2 Comments »Posted in Bouldering, Expeditions/Trips by Jul 21, 2011
After 3 days of beautiful but not bountiful bouldering on the Nor-Cal coast, Sara and I cut east across California to “fabulous Lake Tahoe”. The scenery quickly went from astoundingly good to memorably bad as we passed through the flat, hot, and strip-mall filled central part of Northern California. Wanting to sample the local culture, we decided to get stuck in a big traffic jam near Sacramento, but rewarded ourselves with a stop in the small town with the great name of “Rocklin”, which contained a small roadside park filled with boulders. It was a guilty pleasure – no hiking to the blocks, no mosquitos, no deadly highballs. The downside was that the boulders had been quarried, and the road noise was pretty bad. Still, Sara and I had a fun time – the rock was good quality, and the problems were plentiful. It was kind of like being in an outdoor gym.
We continued that evening to Lake Tahoe, hoping to stay a few days while deciding if it was really too hot to go to Bishop (it was). Our first destination was a place called “The Secrets” near South Tahoe, which the guide book described as having great scenery and free camping. Unfortunately, we arrived to find the road blocked by a foot of snow – evidently there had been record snowfall this year, and it was still melting in the middle of June. Ignorant of the fact that we were on National Forest land, we set up a hasty camp in a nice meadow just next to the road, thinking we were bad people for camping “au suavage”. It was a beautiful spot, with a stream near by and great views.
We decided to get some local beta about the best spots, since our guidebook had a less than stellar record. We were super lucky to meet Jay Sills from Tahoe Sports Ltd, who lent us a Mondo pad and sent us to his favorite secret spot. We had a great time there, but realized that we were pretty picky when it comes to problems – highballs are out (can’t risk a broken anything), V6 and higher is out, anything dirty is out (we had only small toothbrushes), and of course we don’t want to waste time and skin climbing anything other than classic, beautiful lines. So in the next two days we climbed only about ten problems, but they were excellent. We also visited the more well-known areas of Donner and Bliss, where it was much easier to find lines to our liking, and we met the amazing photographer and done-it-all-guy James Adamson. James let us crash at his beautiful home in Truckee, and took us up to the Donner Summit area the next day, where we had the most scenic bouldering session I can imagine. The blocks are situated on top of a mountain overlooking a huge, crystal blue lake. Who can ask for more?

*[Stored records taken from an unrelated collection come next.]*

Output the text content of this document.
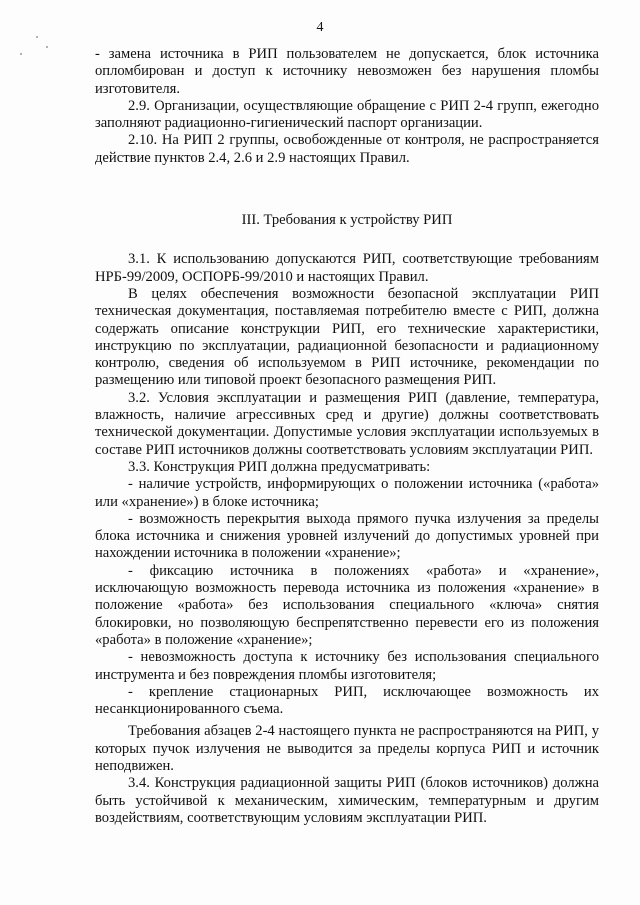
4

- замена источника в РИП пользователем не допускается, блок источника опломбирован и доступ к источнику невозможен без нарушения пломбы изготовителя.

2.9. Организации, осуществляющие обращение с РИП 2-4 групп, ежегодно заполняют радиационно-гигиенический паспорт организации.

2.10. На РИП 2 группы, освобожденные от контроля, не распространяется действие пунктов 2.4, 2.6 и 2.9 настоящих Правил.

III. Требования к устройству РИП

3.1. К использованию допускаются РИП, соответствующие требованиям НРБ-99/2009, ОСПОРБ-99/2010 и настоящих Правил.

В целях обеспечения возможности безопасной эксплуатации РИП техническая документация, поставляемая потребителю вместе с РИП, должна содержать описание конструкции РИП, его технические характеристики, инструкцию по эксплуатации, радиационной безопасности и радиационному контролю, сведения об используемом в РИП источнике, рекомендации по размещению или типовой проект безопасного размещения РИП.

3.2. Условия эксплуатации и размещения РИП (давление, температура, влажность, наличие агрессивных сред и другие) должны соответствовать технической документации. Допустимые условия эксплуатации используемых в составе РИП источников должны соответствовать условиям эксплуатации РИП.

3.3. Конструкция РИП должна предусматривать:

- наличие устройств, информирующих о положении источника («работа» или «хранение») в блоке источника;

- возможность перекрытия выхода прямого пучка излучения за пределы блока источника и снижения уровней излучений до допустимых уровней при нахождении источника в положении «хранение»;

- фиксацию источника в положениях «работа» и «хранение», исключающую возможность перевода источника из положения «хранение» в положение «работа» без использования специального «ключа» снятия блокировки, но позволяющую беспрепятственно перевести его из положения «работа» в положение «хранение»;

- невозможность доступа к источнику без использования специального инструмента и без повреждения пломбы изготовителя;

- крепление стационарных РИП, исключающее возможность их несанкционированного съема.

Требования абзацев 2-4 настоящего пункта не распространяются на РИП, у которых пучок излучения не выводится за пределы корпуса РИП и источник неподвижен.

3.4. Конструкция радиационной защиты РИП (блоков источников) должна быть устойчивой к механическим, химическим, температурным и другим воздействиям, соответствующим условиям эксплуатации РИП.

Lessons learned: 1) Ask the locals. 2) National Forest land = yay! 3) Drop-knee maneuvers are fun even when completely unnecessary.
In the next episode: Hot spring madness!
- Jay Sills’ secret spot
- Droppin’ in V2, the Zephyr block, Stateline NV.

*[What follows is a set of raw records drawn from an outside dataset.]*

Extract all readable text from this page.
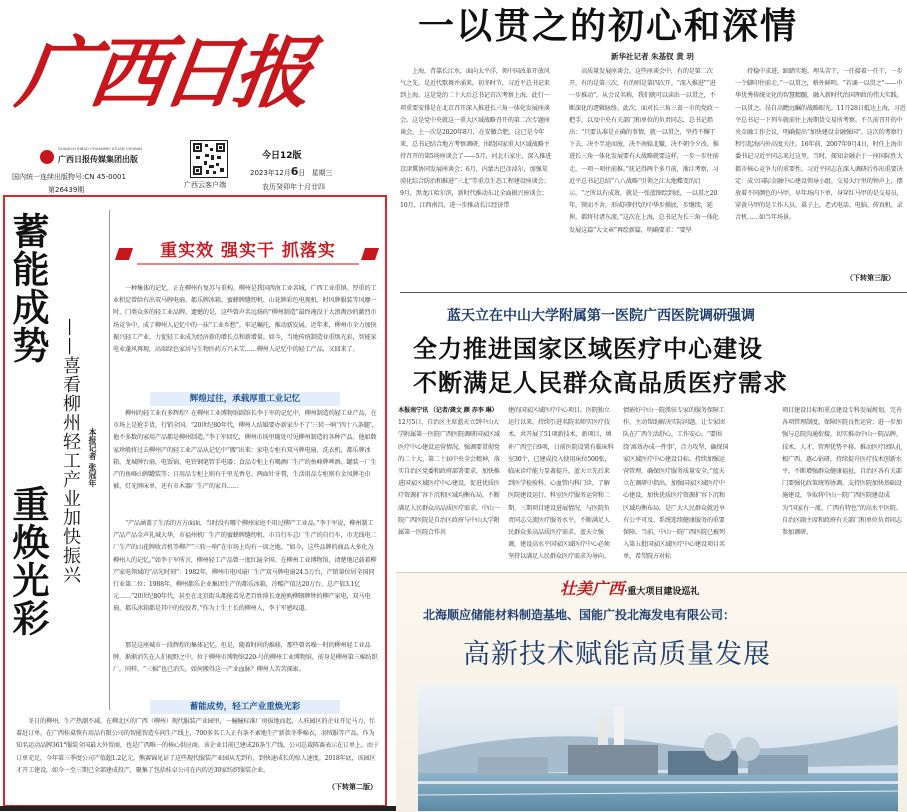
广西日报
GUANGXI RIBAO CHUANMEI JITUAN CHUBAN
广西日报传媒集团出版
国内统一连续出版物号:CN 45-0001
第26439期
广西云客户端
今日12版
2023年12月6日 星期三
农历癸卯年十月廿四
一以贯之的初心和深情
新华社记者 朱基钗 黄 玥
上海，背靠长江水，面向太平洋，领中国改革开放风气之先，是近代歌舞并涌来。初冬时节，习近平总书记来到上海。这是党的二十大后总书记首次考察上海，此行一项重要安排是在北京召开深入推进长三角一体化发展座谈会。这是党中央就这一重大区域战略召开的第二次专题座谈会，上一次是2020年8月，在安徽合肥。这已是今年来，总书记结合地方考察调研，围绕国家重大区域战略主持召开的第5场座谈会了——5月，河北石家庄，深入推进京津冀协同发展座谈会；6月，内蒙古巴彦淖尔，加强荒漠化综合防治和推进“三北”等重点生态工程建设座谈会；9月，黑龙江哈尔滨，新时代推动东北全面振兴座谈会；10月，江西南昌，进一步推动长江经济带
高质量发展座谈会。这些座谈会中，有的是第二次开，有的是第三次，有的则是第四次开。“深入推进”“进一步推动”，从会议名称，我们就可以读出一以贯之，不断深化的逻辑脉络。此次，面对长三角三省一市的党政一把手，以及中央有关部门和单位的负责同志，总书记指出：“只要认准是正确的事情，就一以贯之，坚持不懈干下去，决不半途而废，决不南辕北辙，决不朝令夕改。推进长三角一体化发展要有大战略就要这样，一步一步往前走，一项一项往前推。”抚记得两个多月前，浙江考察，习近平总书记总结“八八战略”引领之江大地蝶变的启示，“之所以有成效，就是一张蓝图绘到底，一以贯之20年，锲而不舍，形成同时代的中华步摸底，步继续，延伸，都将付诸东流。”这次在上海，总书记为长三角一体化发展这篇“大文章”再绘新篇，明确要求：“要坚
持稳中求进、蹄踏实地、埋头苦干，一任接着一任干，一步一个脚印往前走。”一以贯之，格外鲜明。“若诵一以贯之”——中华优秀传统文化的智慧精髓，融入新时代治国理政的伟大实践。一以贯之，昂自高瞻远瞩的战略眼光。11月28日抵达上海，习近平总书记一下列车就前往上海期货交易所考察。不久前召开的中央金融工作会议，明确提出“加快建设金融强国”。这次的考察行程引起海内外高度关注。16年前，2007年9月4日，时任上海市委书记习近平同志来过这里，当时，探知金融企于一座国际性大都市核心竞争力的重要性。习近平同志在深入调研后作出重要决定：成立国际金融中心建设领导小组。交易大厅里的钟声上，摆放着不同颜色的马甲，早年场内下单，身穿红马甲的是交易员，穿黄马甲的是工作人员。桌子上，老式电话、电脑、传真机、录音机……如当年场景。
（下转第三版）
蓄能成势
重焕光彩 ——喜看柳州轻工产业加快振兴 本报记者 张冠年
重实效 强实干 抓落实
一种集体的记忆，正在柳州有复苏与重构。柳州是我国西南工业名城，广西工业重镇。厚重的工业积淀曾给有出双马牌电扇、都乐牌冰箱、蜜蜂牌缝纫机、山花牌彩色电视机、时风牌服装等风靡一时、门类众多的轻工业品牌。遗憾的是，这些曾声名远扬的“柳州制造”最终淹没于大浪淘沙的激烈市场竞争中，成了柳州人记忆中的一抹“工业乡愁”。牢记嘱托，推动新发展。近年来，柳州市全力加快振兴轻工产业，力促轻工业成为经济新的增长点和新增量。如今，当地传统制造业重焕光彩，智能家电业蓬风再现，高端绿色家居与生物医药方兴未艾……柳州人记忆中的轻工产品，又回来了。
辉煌过往，承载厚重工业记忆
柳州的轻工业有多辉煌？在柳州工业博物馆副馆长李于军的记忆中，柳州制造的轻工业产品，在市场上是抢手货，行销全国。“20世纪80年代，柳州人结婚要办新家少不了‘三转一响’‘四十八条腿’，他不多数的家用产品都是柳州制造。”李于军回忆，柳州市场里随处可见柳州制造的各种产品。他如数家珍般将过去柳州产的轻工业产品从记忆中“搬”出来：家电专柜有双马牌电扇、洗衣机，都乐牌冰箱、龙城牌台扇、电饭锅、电铃钢笔管手电器；食品专柜上有喝酒厂生产的鱼峰牌啤酒、罐装一厂生产的鱼峰山牌罐装等；日用品专柜上则有千里光香皂、两面针牙膏，生活用品专柜则有金凤牌毛巾被、灯光牌床单，还有市木器厂生产的家具……
“产品涵盖了生活的方方面面，当时没有哪个柳州家庭不用过柳产工业品。”李于军说，柳州制工产品产品金声礼城大华，市福州机厂生产的蜜蜂牌缝纫机、市自行车总厂生产的自行车，市无线电二厂生产的山花牌收音机等柳产“三转一响”在市场上均有一席之地。“如今，这些品牌的商品大多化为柳州人的记忆。”如李于军所言，柳州轻工产品曾一度红遍全国。在柳州工业博物馆，清楚地记载着柳产家电领域的“高光时刻”：1982年，柳州市电风扇厂生产双马牌电扇24.5万台，产销量位居全国同行业第二位；1988年，柳州都乐企业集团生产的都乐冰箱，冷酷产值达20万台，总产值3.1亿元……“20世纪80年代，甚至在北京街头都能看见老百姓排长龙抢购柳钢牌钟的柳产家电，双马电扇，都乐冰箱都是其中的佼佼者。”作为土生土长的柳州人，李于军感叹道。
那是这座城市一段辉煌的集体记忆。但是，随着时间的推移，那些曾名噪一时的柳州轻工业品牌，渐渐消失在人们视野之中。位于柳州市博物馆220-号的柳州工业博物馆，前身是柳州第三棉纺织厂。同样，“三棉”也已消失。如何搬得这一产业血脉？柳州人苦苦探索。
蓄能成势，轻工产业重焕光彩
冬日的柳州，生产热潮不减。在柳北区的广西（柳州）现代服装产业园里，一幢幢标准厂房拔地而起，人驻园区的企业开足马力，忙着赶订单。在广西桂桌恢有用品有限公司的智能智造车间生产线上，700多名工人正有条不紊地生产新款冬季棉衣，羽绒服等产品。作为知名运动品牌361°服装全国最大外贸商，也是广西唯一的核心供应商，该企业目前已建成26条生产线，公司总裁陈赛表示在订单上。由于订单充足，今年第三季度公司产值超1.2亿元。熊赛锦见证了这些现代服装产业园从无到有，到快速成长的惊人速度。2018年底，该园区才开工建设，如今一至三期已全部建成投产，聚集了包括桂卓公司在内的近30家纺织服装企业。
（下转第二版）
蓝天立在中山大学附属第一医院广西医院调研强调
全力推进国家区域医疗中心建设
不断满足人民群众高品质医疗需求
本报南宁讯 （记者/龚文 颜 赤李 琳） 12月5日，自治区主席蓝天立到中山大学附属第一医院广西医院调研国家区域医疗中心建设运营情况，强调要贯彻党的二十大、第二十届中央全会精神，落实自治区党委和政府部署要求，加快推进国家区域医疗中心建设，促进优质医疗资源扩容下沉和区域均衡布局，不断满足人民群众高品质医疗需求。中山一院广西医院是自治区政府与中山大学附属第一医院合作共
建的国家区域医疗中心项目。医院独立运行以来，持续引进名院名师实医疗技术，共开展了51项新技术、新项目，填补广西空白9项，日前医院设置有临床科室30个，已建成投入使用床位500张，临床诊疗能力显著提升。蓝天立先后来到医学检验科、心血管内科门诊，了解医院建设运行、科室医疗服务运营和二期、三期项目建设进展情况，与医院负责同志交流医疗服务水平，不断满足人民群众多高品质医疗需求。蓝天立强调，建设高水平国家区域医疗中心必须坚持以满足人民群众医疗需求为导向。
情嵌好中山一院派驻专家的服务保障工作，主动帮助解决实际问题，让专家团队在广西生活舒心、工作安心。“要围绕‘离效办成一件事’，合力攻坚，确保国家区域医疗中心建设目标。持续加强运营管理，确保医疗服务质量安全。”蓝天立在调研中指出，加强国家区域医疗中心建设，加快优质医疗资源扩容下沉和区域均衡布局，是广大人民群众就近享有公平可及、系统连续健康服务的重要保障。当前，中山一院广西医院已被列入第五批国家区域医疗中心建设项目名单，希望院方对标
项目建设目标和重点建设专科发展规划，完善各项管理制度，保障医院良性运营；进一步加强与总院沟通衔接，切实推动中山一院品牌、技术、人才、管理优势平移。推动医疗团队扎根广西、惠心钻研，持续提升医疗技术创新水平，不断增强群众健康福祉，自治区各有关部门要强化政策统筹协调，支持医院加快基础设施建设，争取将中山一院广西医院建设成为“国家有一流、广西有特色”的高水平医院。自治区副主席和政府有关部门和单位负责同志参加调研。
壮美广西·重大项目建设巡礼
北海顺应储能材料制造基地、国能广投北海发电有限公司：
高新技术赋能高质量发展
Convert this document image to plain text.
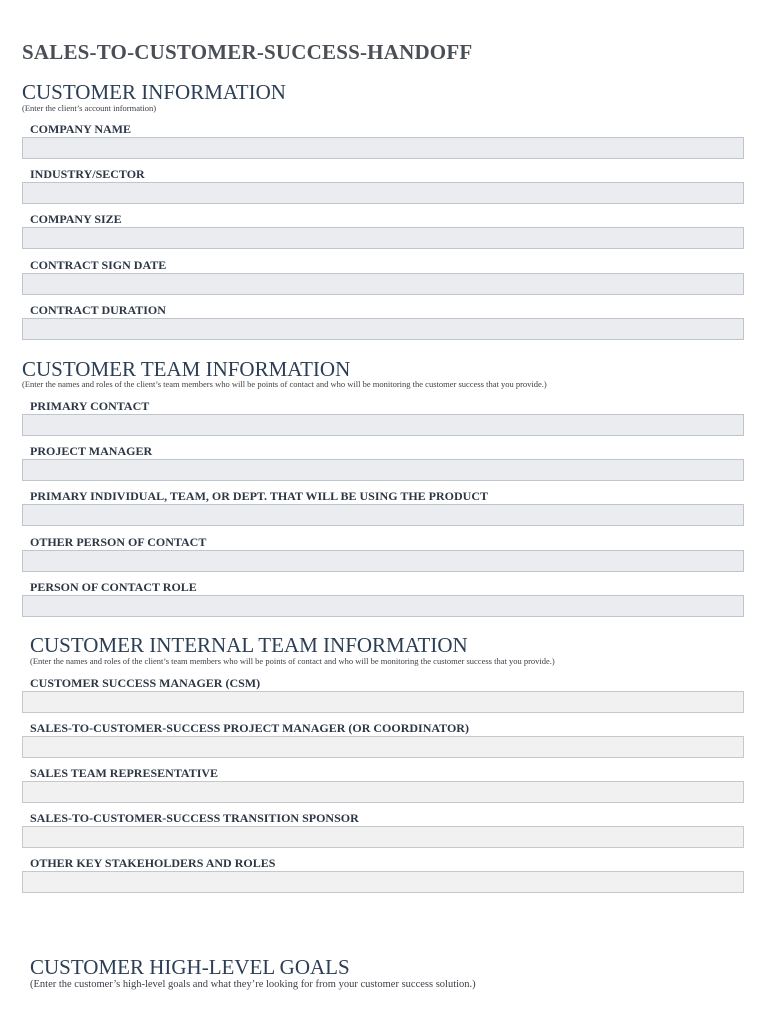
SALES-TO-CUSTOMER-SUCCESS-HANDOFF
CUSTOMER INFORMATION
(Enter the client’s account information)
COMPANY NAME
INDUSTRY/SECTOR
COMPANY SIZE
CONTRACT SIGN DATE
CONTRACT DURATION
CUSTOMER TEAM INFORMATION
(Enter the names and roles of the client’s team members who will be points of contact and who will be monitoring the customer success that you provide.)
PRIMARY CONTACT
PROJECT MANAGER
PRIMARY INDIVIDUAL, TEAM, OR DEPT. THAT WILL BE USING THE PRODUCT
OTHER PERSON OF CONTACT
PERSON OF CONTACT ROLE
CUSTOMER INTERNAL TEAM INFORMATION
(Enter the names and roles of the client’s team members who will be points of contact and who will be monitoring the customer success that you provide.)
CUSTOMER SUCCESS MANAGER (CSM)
SALES-TO-CUSTOMER-SUCCESS PROJECT MANAGER (OR COORDINATOR)
SALES TEAM REPRESENTATIVE
SALES-TO-CUSTOMER-SUCCESS TRANSITION SPONSOR
OTHER KEY STAKEHOLDERS AND ROLES
CUSTOMER HIGH-LEVEL GOALS
(Enter the customer’s high-level goals and what they’re looking for from your customer success solution.)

- Lunch break at Donner Summit
- a very tough V4 at Donner Summit
- Beautiful views at Donner Summit
- We made a pie while camping.
- James Adamson crushing at Middle Bliss








Cool trip Kevin! Looking forward to more updates!

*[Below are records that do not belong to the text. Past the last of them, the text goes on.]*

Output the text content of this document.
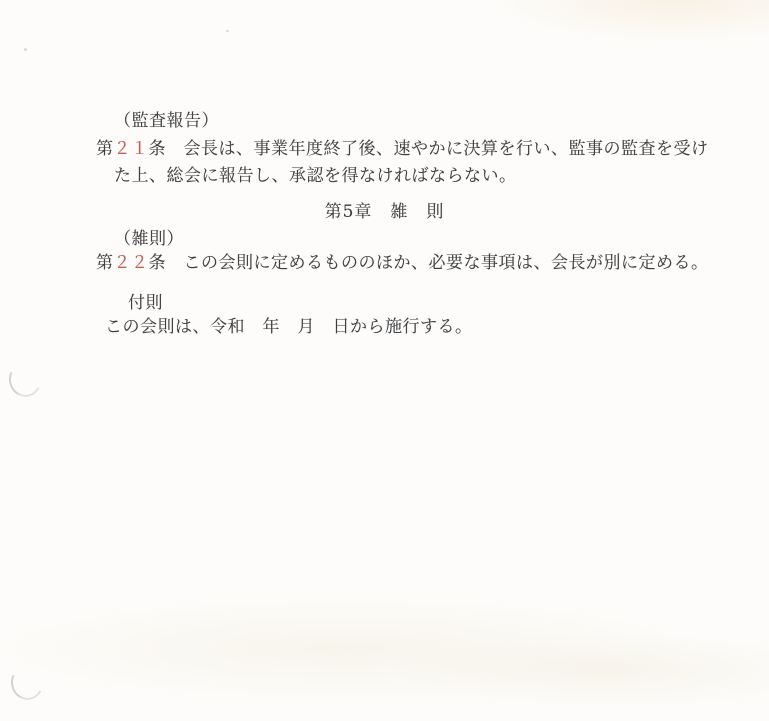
（監査報告）
第２１条　会長は、事業年度終了後、速やかに決算を行い、監事の監査を受け
た上、総会に報告し、承認を得なければならない。
第5章　雑　則
（雑則）
第２２条　この会則に定めるもののほか、必要な事項は、会長が別に定める。
付則
この会則は、令和　年　月　日から施行する。
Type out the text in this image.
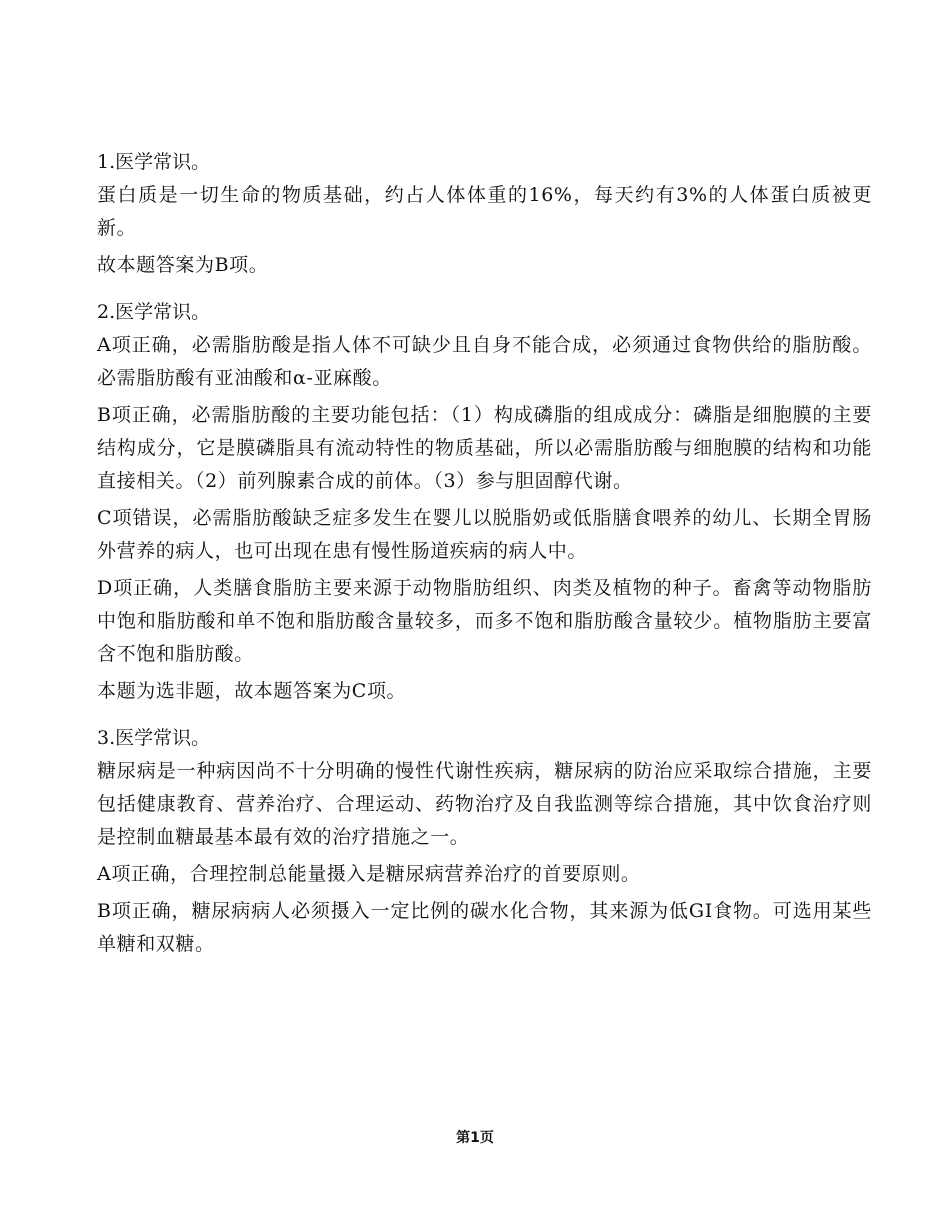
1.医学常识。

蛋白质是一切生命的物质基础，约占人体体重的16%，每天约有3%的人体蛋白质被更新。

故本题答案为B项。

2.医学常识。

A项正确，必需脂肪酸是指人体不可缺少且自身不能合成，必须通过食物供给的脂肪酸。必需脂肪酸有亚油酸和α-亚麻酸。

B项正确，必需脂肪酸的主要功能包括：（1）构成磷脂的组成成分：磷脂是细胞膜的主要结构成分，它是膜磷脂具有流动特性的物质基础，所以必需脂肪酸与细胞膜的结构和功能直接相关。（2）前列腺素合成的前体。（3）参与胆固醇代谢。

C项错误，必需脂肪酸缺乏症多发生在婴儿以脱脂奶或低脂膳食喂养的幼儿、长期全胃肠外营养的病人，也可出现在患有慢性肠道疾病的病人中。

D项正确，人类膳食脂肪主要来源于动物脂肪组织、肉类及植物的种子。畜禽等动物脂肪中饱和脂肪酸和单不饱和脂肪酸含量较多，而多不饱和脂肪酸含量较少。植物脂肪主要富含不饱和脂肪酸。

本题为选非题，故本题答案为C项。

3.医学常识。

糖尿病是一种病因尚不十分明确的慢性代谢性疾病，糖尿病的防治应采取综合措施，主要包括健康教育、营养治疗、合理运动、药物治疗及自我监测等综合措施，其中饮食治疗则是控制血糖最基本最有效的治疗措施之一。

A项正确，合理控制总能量摄入是糖尿病营养治疗的首要原则。

B项正确，糖尿病病人必须摄入一定比例的碳水化合物，其来源为低GI食物。可选用某些单糖和双糖。

第1页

I lived in North Lake Tahoe for several winters and mostly skied but climbed when most of the snow had melted. If you have not already, you should check out the ladder boulder at Bliss. Also, the “grim reaper” is a classic v2ish problem about 50ft outside the DL Bliss parking lot. Some other good ones include “Superman” at north bliss. I never got to climb at Donner Summit. too snowy!